Kiraz ağaçlarının çiçek açtığı vadiye giden yolun ilk 20-25 kilometrelik kısmı oldukça güzel, ama son 7 kilometresi ancak tek arabanın geçebileceği genişlikte ve keskin virajlarla dolu. Her virajdan önce arabalar yavaşlıyor ve korna çalıyorlar ki karşıdan gelen varsa beklesin ve yol versin. O son 7 kilometreyi belki 45 dakikada gittikten sonra pembe çiçekler açmış kiraz ağaçları yolun kenarında tek tek belirmeye başladı. Şoförümüz bizi bir yerde indirdi, kalan yolu yürümemizi ve bizi ileride bekleyeceğini işaret etti. İlk başta birer ikişer gördüğümüz kiraz ağaçları ağzımızı açık bırakır ve hepimiz birbirimize durmadan "bu ne güzellik" derken, ağaçların yoğunluğu arttıkça yaşadığımız görsel şölen de katlandı. En sonunda yürüme yolu bizi vadinin içine indirdi ve orada hem yamaçlardaki ağaç kümelerini hem de çevredeki tek ağaçların çiçek yüklü dallarını görme ve fotoğraflama şansımız oldu.
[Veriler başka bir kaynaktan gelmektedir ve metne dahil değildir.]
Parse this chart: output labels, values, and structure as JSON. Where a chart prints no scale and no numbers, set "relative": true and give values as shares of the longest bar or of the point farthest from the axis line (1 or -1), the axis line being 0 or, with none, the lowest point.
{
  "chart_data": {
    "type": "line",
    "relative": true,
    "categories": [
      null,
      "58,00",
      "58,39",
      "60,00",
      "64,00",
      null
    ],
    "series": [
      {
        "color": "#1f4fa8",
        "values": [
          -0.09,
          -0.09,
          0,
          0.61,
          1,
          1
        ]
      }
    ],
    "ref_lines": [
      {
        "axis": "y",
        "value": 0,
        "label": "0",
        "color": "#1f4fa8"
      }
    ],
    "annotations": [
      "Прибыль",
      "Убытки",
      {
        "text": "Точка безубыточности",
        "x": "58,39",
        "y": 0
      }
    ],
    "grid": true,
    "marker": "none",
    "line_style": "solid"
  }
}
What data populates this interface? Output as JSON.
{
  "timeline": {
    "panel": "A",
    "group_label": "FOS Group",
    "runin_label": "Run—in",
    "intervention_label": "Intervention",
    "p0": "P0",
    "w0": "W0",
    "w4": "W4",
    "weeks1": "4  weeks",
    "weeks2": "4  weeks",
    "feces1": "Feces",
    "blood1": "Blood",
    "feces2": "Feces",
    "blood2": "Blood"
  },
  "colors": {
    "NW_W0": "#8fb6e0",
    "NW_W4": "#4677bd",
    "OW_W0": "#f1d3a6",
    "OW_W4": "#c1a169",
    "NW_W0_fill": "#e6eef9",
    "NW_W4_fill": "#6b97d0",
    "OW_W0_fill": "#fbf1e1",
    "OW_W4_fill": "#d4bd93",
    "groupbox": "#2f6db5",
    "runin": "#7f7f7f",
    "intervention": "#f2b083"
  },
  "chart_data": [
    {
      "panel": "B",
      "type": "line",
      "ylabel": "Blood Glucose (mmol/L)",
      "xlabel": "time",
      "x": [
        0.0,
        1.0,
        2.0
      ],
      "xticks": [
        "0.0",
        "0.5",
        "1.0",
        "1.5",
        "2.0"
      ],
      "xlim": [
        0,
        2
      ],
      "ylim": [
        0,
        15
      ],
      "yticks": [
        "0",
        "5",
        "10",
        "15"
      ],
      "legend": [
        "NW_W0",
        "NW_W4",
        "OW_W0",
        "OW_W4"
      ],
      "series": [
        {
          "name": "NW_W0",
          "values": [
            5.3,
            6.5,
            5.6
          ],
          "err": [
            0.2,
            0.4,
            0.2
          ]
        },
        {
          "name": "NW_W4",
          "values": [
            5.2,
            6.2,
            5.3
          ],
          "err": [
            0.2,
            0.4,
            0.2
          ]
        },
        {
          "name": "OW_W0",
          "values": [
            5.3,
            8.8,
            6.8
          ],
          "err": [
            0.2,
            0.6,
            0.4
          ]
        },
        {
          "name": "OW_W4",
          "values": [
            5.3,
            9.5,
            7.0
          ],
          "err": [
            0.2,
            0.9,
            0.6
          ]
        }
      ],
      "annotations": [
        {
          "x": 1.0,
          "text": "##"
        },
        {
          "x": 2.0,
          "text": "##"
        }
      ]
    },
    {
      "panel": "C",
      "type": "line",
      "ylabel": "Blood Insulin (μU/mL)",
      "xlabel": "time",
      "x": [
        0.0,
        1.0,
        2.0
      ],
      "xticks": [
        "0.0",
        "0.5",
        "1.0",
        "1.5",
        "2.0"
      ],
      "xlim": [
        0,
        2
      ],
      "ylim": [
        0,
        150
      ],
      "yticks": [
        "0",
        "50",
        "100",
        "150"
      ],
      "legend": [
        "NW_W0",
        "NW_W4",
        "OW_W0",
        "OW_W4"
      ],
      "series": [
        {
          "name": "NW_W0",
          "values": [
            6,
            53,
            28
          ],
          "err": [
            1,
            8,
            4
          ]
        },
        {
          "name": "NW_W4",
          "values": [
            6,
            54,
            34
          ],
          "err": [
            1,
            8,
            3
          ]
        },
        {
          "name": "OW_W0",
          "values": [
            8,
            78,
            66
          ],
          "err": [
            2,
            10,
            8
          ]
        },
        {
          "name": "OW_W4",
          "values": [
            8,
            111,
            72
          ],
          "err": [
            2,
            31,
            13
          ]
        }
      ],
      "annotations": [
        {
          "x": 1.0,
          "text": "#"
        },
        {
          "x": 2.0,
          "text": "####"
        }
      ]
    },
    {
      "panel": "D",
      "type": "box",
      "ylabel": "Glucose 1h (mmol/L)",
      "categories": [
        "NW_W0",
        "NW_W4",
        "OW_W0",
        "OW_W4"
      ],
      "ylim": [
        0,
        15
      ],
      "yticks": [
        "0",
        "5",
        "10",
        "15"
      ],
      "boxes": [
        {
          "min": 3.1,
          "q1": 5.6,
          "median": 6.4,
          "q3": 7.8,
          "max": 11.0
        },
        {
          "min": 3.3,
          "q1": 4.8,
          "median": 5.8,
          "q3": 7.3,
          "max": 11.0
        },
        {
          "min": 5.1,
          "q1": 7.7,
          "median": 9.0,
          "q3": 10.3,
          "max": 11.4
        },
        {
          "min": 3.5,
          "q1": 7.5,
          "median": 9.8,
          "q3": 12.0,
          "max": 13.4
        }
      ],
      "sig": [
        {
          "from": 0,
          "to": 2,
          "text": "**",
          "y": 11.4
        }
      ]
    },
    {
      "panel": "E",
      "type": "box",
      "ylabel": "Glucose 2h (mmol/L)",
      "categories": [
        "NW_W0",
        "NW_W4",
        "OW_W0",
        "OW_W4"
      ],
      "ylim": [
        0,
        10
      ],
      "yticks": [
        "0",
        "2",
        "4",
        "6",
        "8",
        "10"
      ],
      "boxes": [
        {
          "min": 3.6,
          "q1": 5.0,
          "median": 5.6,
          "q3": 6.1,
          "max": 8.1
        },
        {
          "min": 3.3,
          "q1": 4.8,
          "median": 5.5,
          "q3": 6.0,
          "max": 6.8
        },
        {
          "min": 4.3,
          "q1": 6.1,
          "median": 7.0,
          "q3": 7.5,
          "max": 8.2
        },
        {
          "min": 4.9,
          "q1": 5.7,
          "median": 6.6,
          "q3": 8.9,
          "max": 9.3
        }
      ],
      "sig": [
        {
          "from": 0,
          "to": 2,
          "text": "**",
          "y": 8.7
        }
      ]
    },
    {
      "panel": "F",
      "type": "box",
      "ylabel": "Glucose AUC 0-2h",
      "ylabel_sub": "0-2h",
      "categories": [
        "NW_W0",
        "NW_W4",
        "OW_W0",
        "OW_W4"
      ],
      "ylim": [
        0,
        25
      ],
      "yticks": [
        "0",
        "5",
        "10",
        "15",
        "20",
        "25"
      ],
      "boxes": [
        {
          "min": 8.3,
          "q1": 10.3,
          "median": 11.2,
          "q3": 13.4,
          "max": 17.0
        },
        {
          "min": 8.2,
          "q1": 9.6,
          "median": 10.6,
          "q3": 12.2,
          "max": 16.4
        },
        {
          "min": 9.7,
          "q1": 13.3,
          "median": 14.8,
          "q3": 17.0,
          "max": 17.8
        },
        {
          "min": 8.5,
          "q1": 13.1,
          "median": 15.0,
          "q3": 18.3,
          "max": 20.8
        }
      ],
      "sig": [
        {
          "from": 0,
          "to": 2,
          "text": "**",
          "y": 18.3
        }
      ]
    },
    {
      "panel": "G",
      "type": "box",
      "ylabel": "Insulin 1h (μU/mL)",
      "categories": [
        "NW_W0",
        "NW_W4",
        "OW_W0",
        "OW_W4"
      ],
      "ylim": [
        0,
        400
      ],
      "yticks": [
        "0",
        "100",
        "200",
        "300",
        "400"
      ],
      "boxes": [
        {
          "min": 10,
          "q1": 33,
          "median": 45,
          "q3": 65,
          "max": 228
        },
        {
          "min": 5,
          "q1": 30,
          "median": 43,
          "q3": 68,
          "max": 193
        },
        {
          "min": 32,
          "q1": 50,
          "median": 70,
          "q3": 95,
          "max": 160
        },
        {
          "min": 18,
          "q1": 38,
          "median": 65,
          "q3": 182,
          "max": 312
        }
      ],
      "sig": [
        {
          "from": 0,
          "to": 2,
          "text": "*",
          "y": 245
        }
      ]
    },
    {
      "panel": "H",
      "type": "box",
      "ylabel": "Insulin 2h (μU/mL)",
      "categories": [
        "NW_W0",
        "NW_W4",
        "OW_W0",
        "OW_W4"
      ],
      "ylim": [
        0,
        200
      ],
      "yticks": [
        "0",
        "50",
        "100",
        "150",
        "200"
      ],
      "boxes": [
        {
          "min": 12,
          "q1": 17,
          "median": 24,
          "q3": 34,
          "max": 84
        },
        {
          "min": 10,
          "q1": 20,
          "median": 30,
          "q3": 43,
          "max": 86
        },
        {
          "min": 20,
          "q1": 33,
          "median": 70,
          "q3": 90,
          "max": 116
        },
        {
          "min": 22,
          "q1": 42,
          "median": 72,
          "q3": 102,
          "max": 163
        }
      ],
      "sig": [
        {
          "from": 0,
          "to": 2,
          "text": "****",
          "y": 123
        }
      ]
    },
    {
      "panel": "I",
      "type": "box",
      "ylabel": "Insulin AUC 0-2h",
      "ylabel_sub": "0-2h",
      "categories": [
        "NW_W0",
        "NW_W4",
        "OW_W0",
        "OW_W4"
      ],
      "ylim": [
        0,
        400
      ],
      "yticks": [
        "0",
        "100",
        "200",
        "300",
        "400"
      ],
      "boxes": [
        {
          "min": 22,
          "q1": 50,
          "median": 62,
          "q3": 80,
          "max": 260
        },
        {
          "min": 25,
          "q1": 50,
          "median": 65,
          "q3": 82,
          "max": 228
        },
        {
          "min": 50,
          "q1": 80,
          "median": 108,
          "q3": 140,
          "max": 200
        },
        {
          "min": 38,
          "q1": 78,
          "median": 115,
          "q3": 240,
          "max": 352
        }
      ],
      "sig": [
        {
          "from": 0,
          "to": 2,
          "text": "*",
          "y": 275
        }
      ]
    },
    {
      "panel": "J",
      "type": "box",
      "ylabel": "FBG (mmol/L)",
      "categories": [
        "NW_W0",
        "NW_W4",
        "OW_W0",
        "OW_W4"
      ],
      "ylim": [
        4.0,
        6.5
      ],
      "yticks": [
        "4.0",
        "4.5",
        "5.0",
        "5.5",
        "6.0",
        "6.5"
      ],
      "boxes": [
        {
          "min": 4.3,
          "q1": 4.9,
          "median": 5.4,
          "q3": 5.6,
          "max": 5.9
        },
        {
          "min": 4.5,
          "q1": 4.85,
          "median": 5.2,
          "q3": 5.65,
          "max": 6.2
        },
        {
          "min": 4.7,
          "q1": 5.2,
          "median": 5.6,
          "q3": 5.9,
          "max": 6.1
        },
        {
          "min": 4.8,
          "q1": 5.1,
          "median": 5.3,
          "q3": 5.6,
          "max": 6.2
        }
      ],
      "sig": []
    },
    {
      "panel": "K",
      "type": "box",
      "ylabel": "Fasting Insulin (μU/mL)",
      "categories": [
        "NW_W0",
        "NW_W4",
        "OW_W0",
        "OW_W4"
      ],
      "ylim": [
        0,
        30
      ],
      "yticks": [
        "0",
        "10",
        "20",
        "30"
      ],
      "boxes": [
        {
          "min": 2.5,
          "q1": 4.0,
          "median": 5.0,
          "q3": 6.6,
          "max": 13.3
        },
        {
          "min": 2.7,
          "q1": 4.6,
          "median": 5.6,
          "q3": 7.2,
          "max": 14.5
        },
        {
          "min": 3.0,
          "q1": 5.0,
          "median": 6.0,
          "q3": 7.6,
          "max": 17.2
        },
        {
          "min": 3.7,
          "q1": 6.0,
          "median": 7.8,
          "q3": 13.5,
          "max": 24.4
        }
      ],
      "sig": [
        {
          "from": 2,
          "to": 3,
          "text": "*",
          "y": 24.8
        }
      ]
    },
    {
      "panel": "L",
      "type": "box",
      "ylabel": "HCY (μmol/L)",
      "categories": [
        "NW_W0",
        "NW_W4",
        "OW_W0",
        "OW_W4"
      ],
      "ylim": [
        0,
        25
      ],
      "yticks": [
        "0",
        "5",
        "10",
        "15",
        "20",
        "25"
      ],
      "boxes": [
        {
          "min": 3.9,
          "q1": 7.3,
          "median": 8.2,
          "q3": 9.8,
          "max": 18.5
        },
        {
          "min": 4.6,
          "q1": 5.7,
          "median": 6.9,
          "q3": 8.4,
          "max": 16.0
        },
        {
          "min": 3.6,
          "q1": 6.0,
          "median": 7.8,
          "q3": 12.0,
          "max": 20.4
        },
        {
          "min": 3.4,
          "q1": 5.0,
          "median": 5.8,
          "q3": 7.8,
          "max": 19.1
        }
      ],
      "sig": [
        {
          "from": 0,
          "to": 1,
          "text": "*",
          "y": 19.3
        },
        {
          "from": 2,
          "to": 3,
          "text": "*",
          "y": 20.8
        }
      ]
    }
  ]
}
Hiç farkında olmadan o vadide neredeyse 2 saat geçirmişiz. Bugün tekrar gidebilsem 2 saat daha sadece vadiye ve yamaçlara bakarak oturabilirim.

Kiraz çiçekleri çevreye çok hassaslar. Hangi yıl ne zaman açacakları ve ne kadar süre dallarda kalacakları belli değil. Yükseklik ve enleme göre yaklaşık zamanlar verilebilse de havanın ısısı, ne kadar güneş gördükleri gibi faktörler çiçeklerin o yıl ne zaman açacağını belirliyor. İlk tomurcukların belirmesinden bir hafta kadar sonra ağaçlar tamamen çiçekleniyor, ondan bir hafta sonra da çiçekler solmaya ya da rüzgarla birlikte düşmeye başlıyorlar.



Tek tek her çiçek rengiyle, şekliyle, büyüklüğüyle çok güzel. Ama yan yana 3-4 ağaç çiçek açtığında ortaya çıkan 3 boyutlu, renk geçişleri olan o bulutsu görüntünün güzelliği apayrı. Ve o üç boyutluluk maalesef hiçbir cep telefonu kamerasının yakalayıp yansıtamayacağı bir derinlikte (evet tabii ki sorun benim fotoğrafçılığımda değil, kamerada )

Kiraz çiçekleri gerçekten çok narin, çok güzel, ama ömürleri en fazla iki hafta. Bu yüzden, biraz da Budizmin de etkileriyle Asya'nın büyük bölümüde kiraz çiçekleri hayatın gelip geçici, ve en güzel zamanların kısa süreli olduğunu sembolize ediyor.
Japon kültüründe kiraz çiçekleri aynı zamanda Samurayların sembolü olarak da kullanılıyormuş; çünkü aynı çiçeklerin açtığı dönem gibi, bir Samurayın da ömrünün kısa olması beklenirmiş.
Ve yaklaşık 15 yüzyıldır  bu geçici güzelliği mümkün olduğunca içselleştirebilmek ve kutlayabilmek için kiraz çiçeği gözlemleme partileri (Hanami) düzenleniyor. İnsanlar çadırlar kurup kiraz çiçeklerinin altında uyuyorlar.
Şimdilerde ise partilerde o günün keyfini çıkarmak yerine yüzlerce fotoğraf çekip "sonra bakarız" diyenlerin çoğunlukta olması muhtemel.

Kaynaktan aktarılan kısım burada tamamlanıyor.